真っ白で、目の前に映る巨大な画像と俺以外何もない空間で俺はじっと画面を見ていた。
何度も手汗が出ている中でも、危機に陥る仲間に手を伸ばしそうになりながら、もぐっと堪えた。
仲間が間違った道に行きそうになるも、他の仲間が止めてくれた。
倒れてしまった仲間はいたが、他の仲間が諦めずに戦い続け、仲間を救い出してくれた。
何度も口喧嘩した仲間が、今でも変わらず、仲間を助け、そして目的を達してくれた時は自分のように喜んでしまう。
誰よりも仲間思いだった彼は記憶や人格が変わったとしても、周りの人々を助ける事は変わらず、愛する人と結ばれながら、世界を救った時は目を輝かせて見た。
そして、何よりも救いたかった妹が仲間達の力のおかげで、助け出され、最後に
「これが俺の墓か、もうちょっと派手でも良いじゃないかよ」
そう悪態を言いながらも、俺の為に集まってくれた皆の姿を見て、思わず照れてしまう。
「よかった、本当に」
「これでよかったでちゅか?」
俺が満足して言うと、それに合わせるように後ろを見てみると、そこには俺をこの場に連れてきてくれた子供がその場で立っていた。

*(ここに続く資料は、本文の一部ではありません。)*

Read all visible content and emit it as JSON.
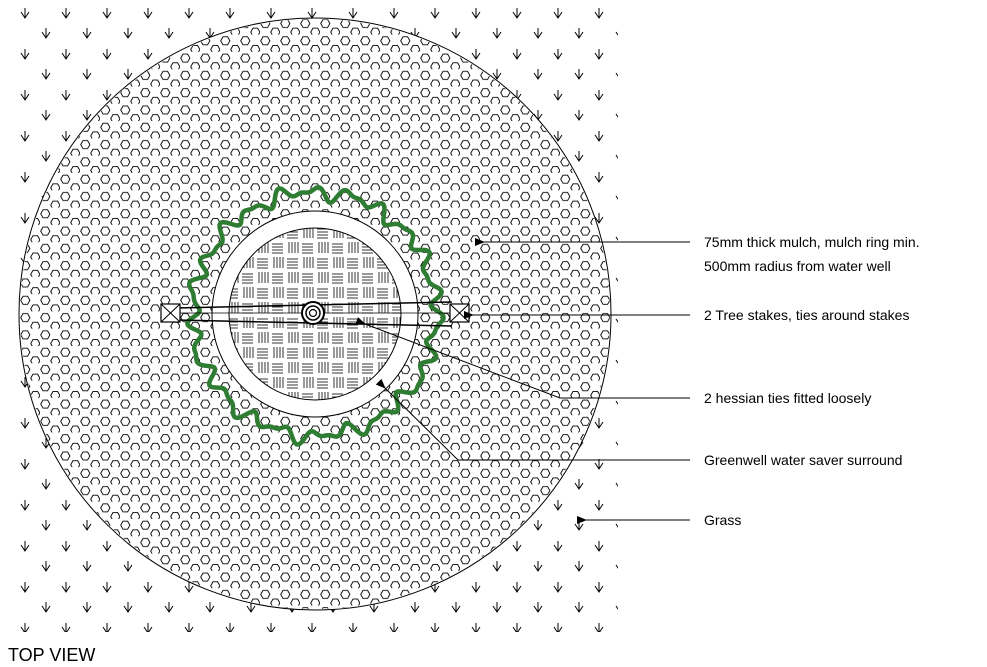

「言っておくが、これを最後に、あの場所にはもう二度と帰れない。
帰す事は私にはありません」
「それは最初に来た時から聞いていたよ。
それに、俺も、死んでいるのはとっくに受け入れている」
そう、俺はあの時、仲間を助ける為に死んだ。
正直、死にたくなかったし、もっと良い方法はなかったのかよと後悔はしているが、それでも助ける事ができたのならば、もう後悔はない。
「それで、俺はこの先、どうすれば良いんだ?
やっぱ地獄なのか?」
「そう慌てるな。
あなたにやってもらう事はこれです」
そう言い映し出されたのは怪盗を思わせる恰好をしている奴らが何やら戦っているようだが、手に持った物を使って、何かを手に入れたようだが?
「彼らは怪盗戦隊ルパンレンジャー。
ある世界で転生者から特典を盗む仕事をしています」
「なっ俺に盗みをやれというのか!?」
「えぇ、でも盗まなければ多くの人々が傷ついてしまいます」
「どっどういう事だよ!?」
「特典とは、人に与えられる力。
それによって、力を使って人々を襲ったりします。
反対に力が制御できずに暴走してしまう人や、狙われている人を守る為に盗む事もあります」
「結構まともな理由だけど、俺なんかで良いのか?
それならば、もっと相応しい奴とか」
「えぇ、でも仲間の為に行動したあなたの行動を見たからこそ、選びました。
それをするのもしないのも、あなたの自由です」
「自由か」
そう言われてみると、俺はあいつを助ける為に必死に戦っていたけど、誰かを助ける事は少なかった。
だったら、今度は一人でも多く、助けるならば
「分かった、その仕事引き受けるぜ」
「了解しました。
ではこれを」
そう言い、渡されたのは、何かのブレスレットのようだが?
疑問に思いながらも、嵌めて、次に渡されたのは何かの鍵だが?
「とりあえず、最初はこの子と仲良くなる事からです。
頑張ってください」
「この子?」
そう言われ、俺は振り返るが
「なっなんじゃ、こりゃあ!!
俺はそう叫びながら、走り出す事にした。